Six observations about the Supreme Court's Trinity Lutheran case
c. 2017 Religion News Service
(RNS) It may take years to fully grasp the import of the Supreme Court’s decision in Trinity Lutheran Church v. Comer, where the court ruled 7-2 that the state of Missouri had expressly and unjustifiably discriminated against a church by disqualifying it from receiving a public benefit (scrap tire to enhance playground safety) solely because of the church’s religious character.
But here are six initial observations about the ruling:
1. Who you are vs. what you do
The main opinion in the case, written by Chief Justice John Roberts, emphasizes that the focus should be on what entities do with government aid, not their religious character. In this respect, the decision can be counted as belated judicial validation of former President George W. Bush’s faith-based initiative.
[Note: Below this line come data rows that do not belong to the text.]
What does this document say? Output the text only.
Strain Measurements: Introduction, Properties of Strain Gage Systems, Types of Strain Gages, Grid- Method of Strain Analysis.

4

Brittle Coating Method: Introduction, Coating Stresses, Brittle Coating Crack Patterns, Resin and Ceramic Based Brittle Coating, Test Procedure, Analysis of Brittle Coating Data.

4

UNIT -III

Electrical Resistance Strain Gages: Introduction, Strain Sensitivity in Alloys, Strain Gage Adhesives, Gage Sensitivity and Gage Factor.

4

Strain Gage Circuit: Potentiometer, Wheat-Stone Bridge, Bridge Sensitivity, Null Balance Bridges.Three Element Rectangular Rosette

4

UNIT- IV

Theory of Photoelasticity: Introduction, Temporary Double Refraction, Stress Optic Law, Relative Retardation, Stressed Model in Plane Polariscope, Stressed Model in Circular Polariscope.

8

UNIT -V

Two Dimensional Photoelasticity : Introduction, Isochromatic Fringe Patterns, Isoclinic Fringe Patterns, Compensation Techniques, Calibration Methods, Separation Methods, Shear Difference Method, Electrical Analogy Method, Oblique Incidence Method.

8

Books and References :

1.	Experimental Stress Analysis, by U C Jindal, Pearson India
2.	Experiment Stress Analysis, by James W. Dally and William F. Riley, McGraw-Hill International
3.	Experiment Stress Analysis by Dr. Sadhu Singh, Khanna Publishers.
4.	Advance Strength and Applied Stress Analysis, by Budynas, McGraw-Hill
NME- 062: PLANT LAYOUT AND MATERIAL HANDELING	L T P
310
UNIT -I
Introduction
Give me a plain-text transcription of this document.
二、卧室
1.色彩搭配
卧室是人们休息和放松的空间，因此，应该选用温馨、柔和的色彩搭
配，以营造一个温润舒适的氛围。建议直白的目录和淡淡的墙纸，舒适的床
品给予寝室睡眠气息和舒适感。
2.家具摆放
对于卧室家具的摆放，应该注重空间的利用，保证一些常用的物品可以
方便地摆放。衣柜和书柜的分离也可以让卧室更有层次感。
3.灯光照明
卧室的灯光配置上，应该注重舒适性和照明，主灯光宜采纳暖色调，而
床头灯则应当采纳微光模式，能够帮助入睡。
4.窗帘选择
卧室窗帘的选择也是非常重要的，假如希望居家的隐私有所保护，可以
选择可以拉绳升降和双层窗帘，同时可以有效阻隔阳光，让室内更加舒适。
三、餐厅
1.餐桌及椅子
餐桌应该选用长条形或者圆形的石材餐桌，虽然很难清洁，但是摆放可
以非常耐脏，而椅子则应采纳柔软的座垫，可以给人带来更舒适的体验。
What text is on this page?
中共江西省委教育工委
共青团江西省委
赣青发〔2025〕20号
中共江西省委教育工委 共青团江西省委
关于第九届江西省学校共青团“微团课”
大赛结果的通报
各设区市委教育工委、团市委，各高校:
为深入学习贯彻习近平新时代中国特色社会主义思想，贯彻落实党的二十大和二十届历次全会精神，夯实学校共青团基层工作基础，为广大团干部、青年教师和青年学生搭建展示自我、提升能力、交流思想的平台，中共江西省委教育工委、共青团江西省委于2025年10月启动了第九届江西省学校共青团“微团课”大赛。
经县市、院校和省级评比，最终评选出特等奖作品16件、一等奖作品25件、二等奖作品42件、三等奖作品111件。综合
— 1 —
Bush insisted religious bodies must not be disqualified from seeking government aid because of their religious character. What mattered was what they did, not who they were. Roberts’ opinion asserts this approach is essential to secure religious freedom, while the dissenting opinion (written by Justice Sonia Sotomayor and joined by Justice Ruth Bader Ginsburg) insists it leads to government support for faith and fosters religious dependence on and entanglement with the state, at least when direct aid flows to entities like churches.
2. The limiting footnote
Due to the fractured nature of the ruling, its scope is somewhat unclear and thus will now be a subject with which lower courts must grapple. A limiting footnote in Roberts’ opinion states: “This case involves express discrimination based on religious identity with respect to playground resurfacing,” not “religious uses of funding or other forms of discrimination.”
But the court majority split over this footnote, with Justices Anthony Kennedy, Samuel Alito and Elena Kagan supporting it, and Justices Clarence Thomas and Neil Gorsuch rejecting it.
To complicate matters further, Justice Stephen Breyer wrote separately to say the case stands only for the proposition that, just as religious entities cannot be denied services such as police and fire protection, they cannot be cut off from participation in government programs designed to protect the health and safety of children.
Given these features of the decision, the fact that restrictions similar to Missouri’s are embedded in many state laws and the court’s action on Tuesday (June 27), vacating a series of school aid decisions and remanding them for further consideration in light of Trinity Lutheran, the stage has been set for battles in the lower courts about the decision’s reach.
3. Conditions on government aid
The next phase of the debate is also likely to focus on certain conditions that follow government aid. For example, some states and localities have placed, or will place, conditions on government aid that prohibit recipients from discriminating on the basis of religion, sexual orientation and/or gender identity.
If a religious body objects to certain applications of these conditions, must the state still permit it to compete for the aid? While some justices emphasized that Trinity Lutheran left such issues for another day, these battles have been brewing and will now be considered in light of this decision.
4. Gorsuch’s thinking
In his first writings as a Supreme Court justice in a church-state case, Gorsuch sounded a lot like Justice Antonin Scalia. In a separate opinion partially concurring with Roberts’ opinion, Gorsuch seemed to suggest that the state might not only be required to refrain from disqualifying entities from aid programs based on their religious character but also to extend aid to religious as well as nonreligious entities even when the aid would be used for religious activities.
Current law bars the government from allowing direct aid to subsidize religious activities. It appears Gorsuch does not subscribe to this principle. Neither did Scalia.
5. The four more progressive justices disagree
Kagan and Breyer read the First Amendment’s free exercise clause more broadly than Sotomayor and Ginsburg do, and its establishment clause more narrowly. Sotomayor and Ginsburg asserted that the establishment clause does not allow Missouri to grant the church’s funding request. Alternatively, they said Missouri should be permitted to deny the aid due to concerns about governmental advancement of religion.
Perhaps because both Kagan and Breyer have worked in other branches of the federal government and understand the degree to which churches and other religious organizations are already included in a wide range of aid programs, they were uncomfortable shutting out houses of worship simply because of their religious identity.
It seems very likely, however, that these four justices will be more aligned in future cases involving what all of them would consider to be religious uses of government aid and perhaps also in cases involving certain conditions following government funds.
6. The continuing search for consensus
Chief Justice Roberts remains committed to the goal of building greater cohesion on the court. Unlike some other church-state decisions, this ruling did not split neatly along party lines. Two justices who were appointed by Democratic presidents (Kagan and Breyer) agreed with five justices who were appointed by Republican presidents (Roberts, Kennedy, Thomas, Alito and Gorsuch) on the result.
In 2006, a newly minted Chief Justice Roberts said, “There are clear benefits to a greater degree of consensus on the court,” and he noted that speaking with one voice helps “promote clarity and guidance for the lawyers and for the lower courts.”
The key, he said, is to rule on the narrowest grounds possible. It appears that Roberts tried mightily to meet these goals in this case, with only partial success.
Now the divisions revealed in the ruling will be fodder for church-state debates for months and likely years to come.